The embarrassing outage of Amazon Web Services this week should open our eyes to a growing problem. Complex systems are difficult to manage, but if they are connected in dependent ways, a fragile result emerges. Such structures are subject to unexpected malfunctions which can sprawl quickly. One of the most knowledgeable technology companies on the planet learned just such a lesson this week. Amazon’s star-child, their cloud services, had a major disruption. It was not a nation-state attack, sophisticated teams of cyber-hackers, or even malicious insiders bent on destruction. Nonetheless, the lessons are telling. The ramifications of which will be important to all of us.
Summary of the Amazon S3 Service Disruption: We’d like to give you some additional information about the service disruption that occurred in the Northern Virginia (US-EAST-1) Region on the morning of February 28th. The Amazon Simple Storage Service (S3) team was debugging an issue causing the S3 billing system to progress more slowly than expected. At 9:37AM PST, an authorized S3 team member using an established playbook executed a command which was intended to remove a small number of servers for one of the S3 subsystems that is used by the S3 billing process. Unfortunately, one of the inputs to the command was entered incorrectly and a larger set of servers was removed than intended…

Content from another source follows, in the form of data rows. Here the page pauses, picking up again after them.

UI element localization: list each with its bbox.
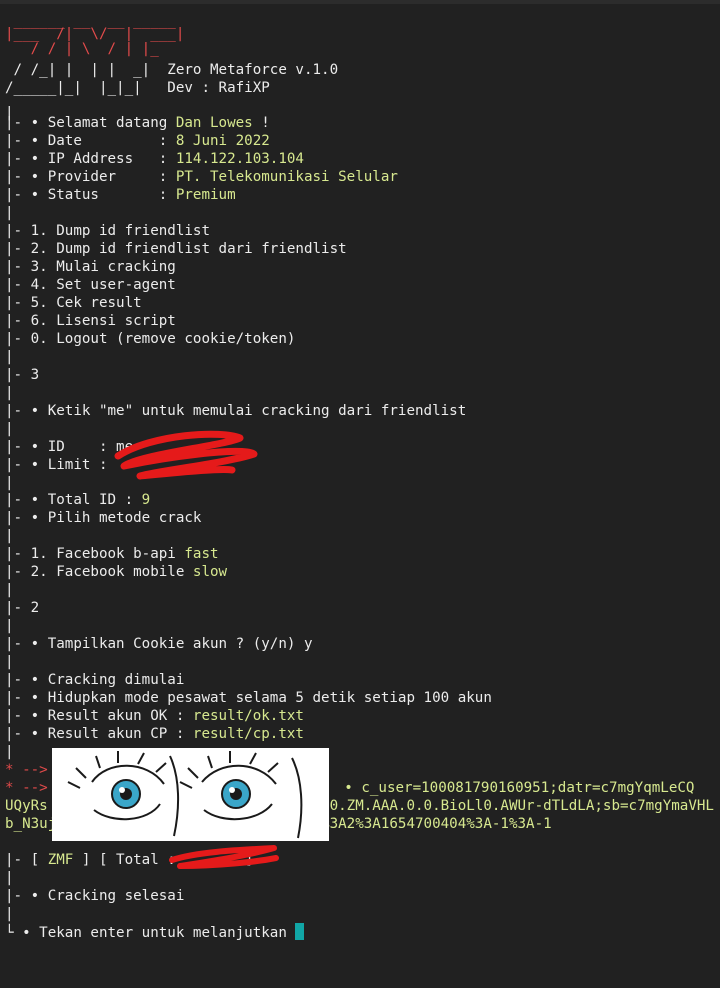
logo-line-5: /_____|_| |_|_| Dev : RafiXP xyxy=(5,79,270,97)
menu-item-crack: |- 3. Mulai cracking xyxy=(5,259,176,275)
date-label: |- • Date : xyxy=(5,133,176,149)
method-choice: |- 2 xyxy=(5,600,40,616)
result-cp-label: |- • Result akun CP : xyxy=(5,726,193,742)
enter-prompt: └ • Tekan enter untuk melanjutkan xyxy=(5,925,296,941)
cookie-start: • c_user=100081790160951;datr=c7mgYqmLeC… xyxy=(335,780,695,796)
ip-value: 114.122.103.104 xyxy=(175,151,304,167)
pipe: | xyxy=(5,582,14,598)
enter-prompt-line[interactable]: └ • Tekan enter untuk melanjutkan xyxy=(5,923,305,941)
airplane-mode-line: |- • Hidupkan mode pesawat selama 5 deti… xyxy=(5,690,492,706)
zmf-open: |- [ xyxy=(5,852,48,868)
eyes-illustration xyxy=(67,751,303,839)
terminal-window[interactable]: ______ __ __ _____ |___ /| \/ | ___| / /… xyxy=(0,0,720,988)
text-cursor[interactable] xyxy=(295,923,305,940)
total-id-label: |- • Total ID : xyxy=(5,492,142,508)
pipe: | xyxy=(5,528,14,544)
user-name: Dan Lowes xyxy=(175,115,253,131)
method-2-label: |- 2. Facebook mobile xyxy=(5,564,193,580)
result-ok-label: |- • Result akun OK : xyxy=(5,708,193,724)
sticker-image xyxy=(52,748,329,841)
crack-start-line: |- • Cracking dimulai xyxy=(5,672,185,688)
limit-line: |- • Limit : xyxy=(5,457,117,473)
pipe: | xyxy=(5,906,14,922)
crack-done-line: |- • Cracking selesai xyxy=(5,888,185,904)
method-option-2: |- 2. Facebook mobile slow xyxy=(5,563,227,581)
result-cp-path: result/cp.txt xyxy=(192,726,304,742)
provider-label: |- • Provider : xyxy=(5,169,176,185)
menu-item-user-agent: |- 4. Set user-agent xyxy=(5,277,176,293)
total-redaction-scribble xyxy=(169,845,279,869)
method-option-1: |- 1. Facebook b-api fast xyxy=(5,545,219,563)
hint-line: |- • Ketik "me" untuk memulai cracking d… xyxy=(5,402,466,420)
date-value: 8 Juni 2022 xyxy=(175,133,270,149)
total-id-value: 9 xyxy=(141,492,151,508)
result-ok-line: |- • Result akun OK : result/ok.txt xyxy=(5,707,304,725)
ip-line: |- • IP Address : 114.122.103.104 xyxy=(5,150,304,168)
pipe: | xyxy=(5,349,14,365)
pipe: | xyxy=(5,870,14,886)
result-ok-path: result/ok.txt xyxy=(192,708,304,724)
menu-choice: |- 3 xyxy=(5,367,40,383)
date-line: |- • Date : 8 Juni 2022 xyxy=(5,132,270,150)
menu-item-result: |- 5. Cek result xyxy=(5,295,142,311)
pipe: | xyxy=(5,385,14,401)
welcome-end: ! xyxy=(252,115,270,131)
zmf-tag: ZMF xyxy=(47,852,74,868)
status-label: |- • Status : xyxy=(5,187,176,203)
menu-item-license: |- 6. Lisensi script xyxy=(5,313,176,329)
welcome-label: |- • Selamat datang xyxy=(5,115,176,131)
method-1-label: |- 1. Facebook b-api xyxy=(5,546,185,562)
menu-item-dump: |- 1. Dump id friendlist xyxy=(5,223,210,239)
method-prompt: |- • Pilih metode crack xyxy=(5,510,202,526)
hint-prefix: |- • Ketik xyxy=(5,403,99,419)
provider-value: PT. Telekomunikasi Selular xyxy=(175,169,398,185)
ip-label: |- • IP Address : xyxy=(5,151,176,167)
hint-keyword: "me" xyxy=(98,403,134,419)
menu-item-dump-friends: |- 2. Dump id friendlist dari friendlist xyxy=(5,241,347,257)
menu-item-logout: |- 0. Logout (remove cookie/token) xyxy=(5,331,296,347)
total-id-line: |- • Total ID : 9 xyxy=(5,491,150,509)
logo-line-3: / / | \ / | |_ xyxy=(5,41,159,57)
method-2-speed: slow xyxy=(192,564,228,580)
logo-fragment: /_____|_| |_|_| xyxy=(5,80,168,96)
pipe: | xyxy=(5,654,14,670)
hint-suffix: untuk memulai cracking dari friendlist xyxy=(133,403,467,419)
result-cp-line: |- • Result akun CP : result/cp.txt xyxy=(5,725,304,743)
redaction-scribble xyxy=(114,430,258,480)
logo-fragment: / /_| | | | _| xyxy=(5,62,168,78)
pipe: | xyxy=(5,618,14,634)
pipe: | xyxy=(5,421,14,437)
dev-credit: Dev : RafiXP xyxy=(167,80,270,96)
pipe: | xyxy=(5,475,14,491)
cookie-prompt: |- • Tampilkan Cookie akun ? (y/n) y xyxy=(5,636,313,652)
pipe: | xyxy=(5,205,14,221)
pipe: | xyxy=(5,744,14,760)
provider-line: |- • Provider : PT. Telekomunikasi Selul… xyxy=(5,168,398,186)
result-arrow-2: * --> xyxy=(5,780,48,796)
status-value: Premium xyxy=(175,187,236,203)
welcome-line: |- • Selamat datang Dan Lowes ! xyxy=(5,114,270,132)
method-1-speed: fast xyxy=(184,546,219,562)
app-name: Zero Metaforce v.1.0 xyxy=(167,62,339,78)
status-bar xyxy=(0,0,720,4)
logo-line-4: / /_| | | | _| Zero Metaforce v.1.0 xyxy=(5,61,339,79)
status-line: |- • Status : Premium xyxy=(5,186,236,204)
result-arrow-1: * --> xyxy=(5,762,48,778)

It was one employee, typing a few wrong codes, that caused a significant outage to major portions of the Internet. Amazon worked furiously to contain and recover from the incident. It will have to rebuild trust with customers whom were sold on the resiliency of ‘cloud’ services to avoid such events. Amazon has already stated they will learn from the event and will apply some compartmentalization controls to lessen potential damage in the future. But there is a more significant realization to be made.
The greater lesson for us all is that when hugely sophisticated systems interconnect with each other, there is an exponential increase in complexity. Due to reliance, authority, and trust, these structures can fail in spectacular fashion. The AWS example show how such a situation allows a series of cascading unintended effects, that cannot easily have been predicted, to occur and cause widespread impacts. As bad as it may have appeared, it was not too severe. If it were an intentional attack from a capable, motivated, and sophisticated attacker, I believe the results would have been catastrophic.
With the AWS outage we can see the impact of an unintentional accident and the difficulty to recover when everyone is working together to resolve the issue. Now imagine what a malicious and focused cyber-threat could do while being stealthy, striving for maximum damage, and actively undermining countermeasures and recovery actions of response teams.
If this were a malicious insider or professional hack, the damage would be a thousand times worse. We would still be picking up the shattered pieces. There would be tears falling from the AWS cloud.
This week it was cloud storage services making websites unavailable. What happens when it is a fleet of autonomous vehicles which put lives at risk or the complex national power grid infrastructure?
We must take a fresh look at understanding threats, risks, countermeasures, and protection practices as individual pieces of the computing world are growing much more complex and being connected. Traditional methods are not sufficient in understanding how chain reactions can occur in the next generation of new technologies and services.